So you are writing a portal fantasy. You send your hero through the portal. He adventures. He comes back to the portal and passes through to find himself once more in the fields we know.
So what happens next?
Well, the best thing to do is to emulate The Phantom Tollbooth. Show us that your hero learned something in the other world and will now face his old setting with this lesson.
Milo had mastered perhaps the lesson easiest to show: he realized that his own world was well worthy living in. Other lessons, turning on the character's character, may need more artful handling.
In particular, because it's a balancing act.
Assuming, of course, you don't want to just create a fantasy world with the aim of teaching the character a lesson, and people it with fantastic beings whose purpose it is. Alice's Adventures In Wonderland and Through The Looking Glass, And What Alice Found There survive chiefly because Carroll made it a girl's pleasant interlude in a world in nonsense, the lesson merely being a tale that she can tell to amuse other children, a lesson as elegantly simple as the Tollbooth's.
True, the Disney movie reworked it to shift the lesson: the perils of a world where "everything would be nonsense." That also worked. (Notice that in the book, the king pardons people as quickly as the queen orders their execution, just in a lower key; this doesn't happen in the movie.)
The downside is that the fantasy world meant to teach a lesson loses reality. If you can shake a queen into a kitten, well, why not? Things do not mean things in their own terms in their own world.
The progress of fantasy through that era, to The Lord of The Rings and beyond, is to make the fantasy world real, and as a consequence the things that happen to it and its inhabitants are real and therefore important. It is not for nothing that George MacDonald had Mr. Raven, in Lilith, caution the hero, "As for moral laws, they must everywhere be fundamentally the same."
A world in which shaking a queen into a kitten is as evil as any other form of involuntary transformation magic is more serious in itself than Wonderland.
Much as I love the movie Labyrinth, the labyrinth is filled with call-backs to her room at the beginning of the film. Were the goblins drawing on her creativity to take on form? (Would explain why they want Toby.) Were they a pop-culture influence in her world, so that the goblins were naturally drawn to a person who liked their appearance? Or, possibly, since the labyrinth follows her maturing from egotism, are the goblins manifestations of her thoughts?

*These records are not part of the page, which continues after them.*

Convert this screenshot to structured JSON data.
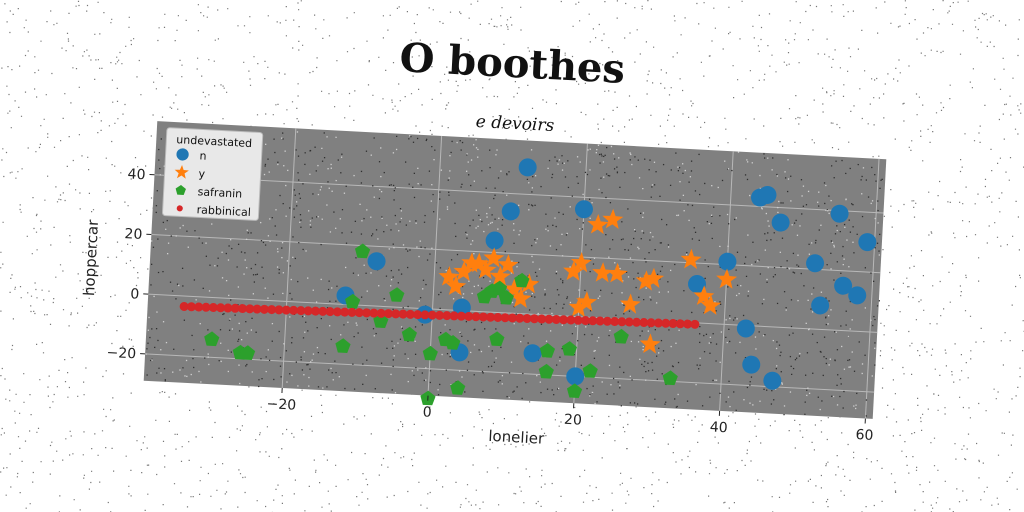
{
  "chart_data": {
    "type": "scatter",
    "title": "O boothes",
    "subtitle": "e devoirs",
    "xlabel": "lonelier",
    "ylabel": "hoppercar",
    "xlim": [
      -39,
      61
    ],
    "ylim": [
      -29,
      58
    ],
    "xticks": [
      -20,
      0,
      20,
      40,
      60
    ],
    "yticks": [
      -20,
      0,
      20,
      40
    ],
    "grid": true,
    "background": "#808080",
    "legend": {
      "title": "undevastated",
      "placement": "top-left"
    },
    "series": [
      {
        "name": "n",
        "marker": "circle",
        "color": "#1f77b4",
        "points": [
          [
            12,
            49
          ],
          [
            20,
            36
          ],
          [
            10,
            34
          ],
          [
            8,
            24
          ],
          [
            -8,
            15
          ],
          [
            -12,
            3
          ],
          [
            -1,
            -2
          ],
          [
            4,
            1
          ],
          [
            4,
            -14
          ],
          [
            14,
            -13
          ],
          [
            20,
            -20
          ],
          [
            40,
            21
          ],
          [
            36,
            13
          ],
          [
            44,
            43
          ],
          [
            45,
            44
          ],
          [
            47,
            35
          ],
          [
            52,
            22
          ],
          [
            53,
            8
          ],
          [
            55,
            39
          ],
          [
            56,
            15
          ],
          [
            58,
            12
          ],
          [
            59,
            30
          ],
          [
            43,
            -1
          ],
          [
            44,
            -13
          ],
          [
            47,
            -18
          ]
        ]
      },
      {
        "name": "y",
        "marker": "star",
        "color": "#ff7f0e",
        "points": [
          [
            2,
            11
          ],
          [
            3,
            8
          ],
          [
            4,
            13
          ],
          [
            5,
            16
          ],
          [
            6,
            16
          ],
          [
            7,
            14
          ],
          [
            8,
            18
          ],
          [
            9,
            12
          ],
          [
            10,
            16
          ],
          [
            11,
            8
          ],
          [
            12,
            5
          ],
          [
            13,
            10
          ],
          [
            19,
            15
          ],
          [
            20,
            18
          ],
          [
            20,
            3
          ],
          [
            21,
            5
          ],
          [
            22,
            31
          ],
          [
            23,
            15
          ],
          [
            24,
            33
          ],
          [
            25,
            15
          ],
          [
            27,
            5
          ],
          [
            29,
            13
          ],
          [
            30,
            14
          ],
          [
            30,
            -8
          ],
          [
            35,
            21
          ],
          [
            37,
            9
          ],
          [
            38,
            6
          ],
          [
            40,
            15
          ]
        ]
      },
      {
        "name": "safranin",
        "marker": "pentagon",
        "color": "#2ca02c",
        "points": [
          [
            -30,
            -14
          ],
          [
            -26,
            -18
          ],
          [
            -25,
            -18
          ],
          [
            -11,
            1
          ],
          [
            -10,
            18
          ],
          [
            -12,
            -14
          ],
          [
            -5,
            4
          ],
          [
            -7,
            -5
          ],
          [
            -3,
            -9
          ],
          [
            0,
            -15
          ],
          [
            0,
            -30
          ],
          [
            2,
            -10
          ],
          [
            3,
            -11
          ],
          [
            4,
            -26
          ],
          [
            7,
            5
          ],
          [
            8,
            7
          ],
          [
            9,
            8
          ],
          [
            9,
            -9
          ],
          [
            10,
            5
          ],
          [
            12,
            11
          ],
          [
            16,
            -19
          ],
          [
            16,
            -12
          ],
          [
            19,
            -11
          ],
          [
            20,
            -25
          ],
          [
            22,
            -18
          ],
          [
            26,
            -6
          ],
          [
            33,
            -19
          ]
        ]
      },
      {
        "name": "rabbinical",
        "marker": "circle-small",
        "color": "#d62728",
        "line_fit": {
          "x_start": -34,
          "x_end": 36,
          "y_start": -3.5,
          "y_end": -0.5,
          "n_points": 71
        }
      }
    ]
  }
}
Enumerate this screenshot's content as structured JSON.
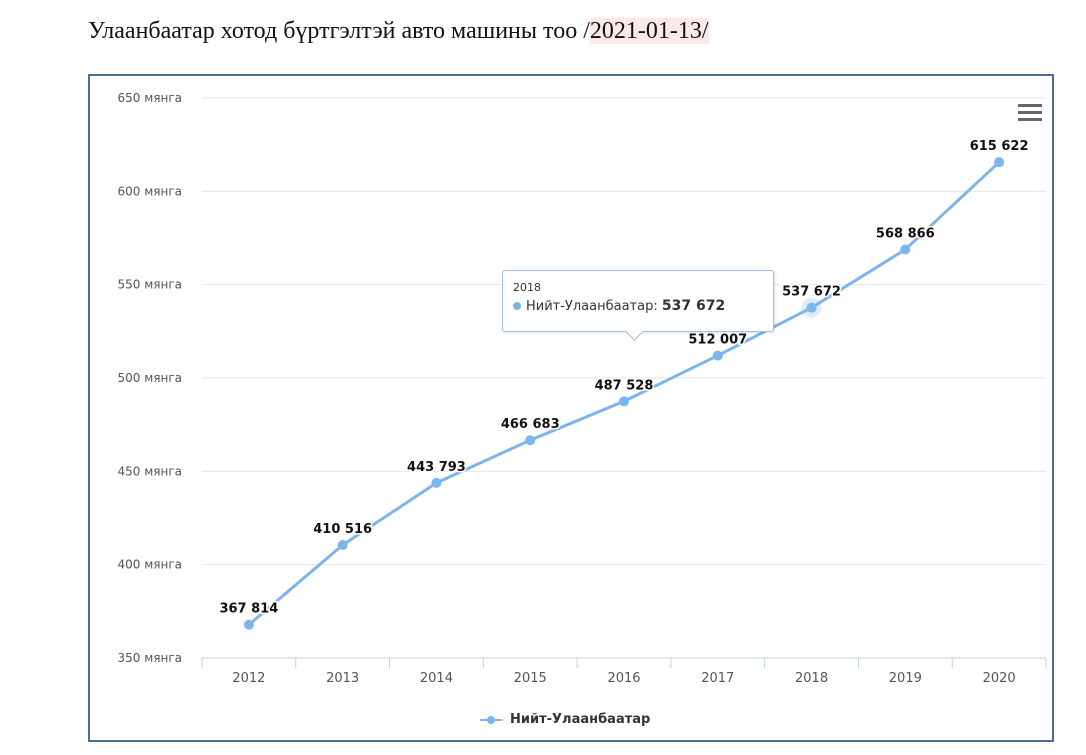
{
  "header": {
    "title_prefix": "Улаанбаатар хотод бүртгэлтэй авто машины тоо /",
    "title_date": "2021-01-13/"
  },
  "menu": {
    "icon": "hamburger-menu-icon"
  },
  "tooltip": {
    "x": "2018",
    "series": "Нийт-Улаанбаатар: ",
    "value": "537 672"
  },
  "legend": {
    "label": "Нийт-Улаанбаатар"
  },
  "colors": {
    "series": "#7cb5ec",
    "frame": "#4a6f96"
  },
  "chart_data": {
    "type": "line",
    "categories": [
      "2012",
      "2013",
      "2014",
      "2015",
      "2016",
      "2017",
      "2018",
      "2019",
      "2020"
    ],
    "series": [
      {
        "name": "Нийт-Улаанбаатар",
        "values": [
          367814,
          410516,
          443793,
          466683,
          487528,
          512007,
          537672,
          568866,
          615622
        ],
        "labels": [
          "367 814",
          "410 516",
          "443 793",
          "466 683",
          "487 528",
          "512 007",
          "537 672",
          "568 866",
          "615 622"
        ]
      }
    ],
    "yticks": [
      350000,
      400000,
      450000,
      500000,
      550000,
      600000,
      650000
    ],
    "ytick_labels": [
      "350 мянга",
      "400 мянга",
      "450 мянга",
      "500 мянга",
      "550 мянга",
      "600 мянга",
      "650 мянга"
    ],
    "ylim": [
      350000,
      650000
    ],
    "highlighted": "2018",
    "grid": "horizontal",
    "legend_position": "bottom-center"
  }
}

Well, while there are ill-conditioned souls who insist on any fantastic element being a metaphor, it's clear enough that the goblins are real, but it's teetering near the edge.
One notes that the force that propelled her into the labyrinth -- the portal -- is clearly a character in the story. The thing is a set-up to trap her in her own character flaws, her egoistical sacrifice of aesthetics to her selfishness and spite, and so to succeed, she has to rise above them.
This is a good rule. The reason the character is in the other world should not be a mere plot device. Another character choosing this one makes it more plausible that the character is well suited for the problem that the other world faces, and benefits from dealing with it.
Usually a more beneficent force is involved, choosing the character and putting him somewhere for the good of all non-malignant characters involved. This character, not being the villain of the piece like the Goblin King, can be more mysterious than the king is. Indeed, this character generally benefits from being mysterious. Sagacity, judgment, and knowledge can be implied better than they are mostly off-stage.[see here]
And all three abilities are needed to coordinate the character's inner story with the world's problem. Some lessons are easier than others -- the grass is always greener on the other side of the fence, or be careful what you wish for -- but all of them require artistry.
A thought provoking piece. "Ill-conditioned souls," indeed!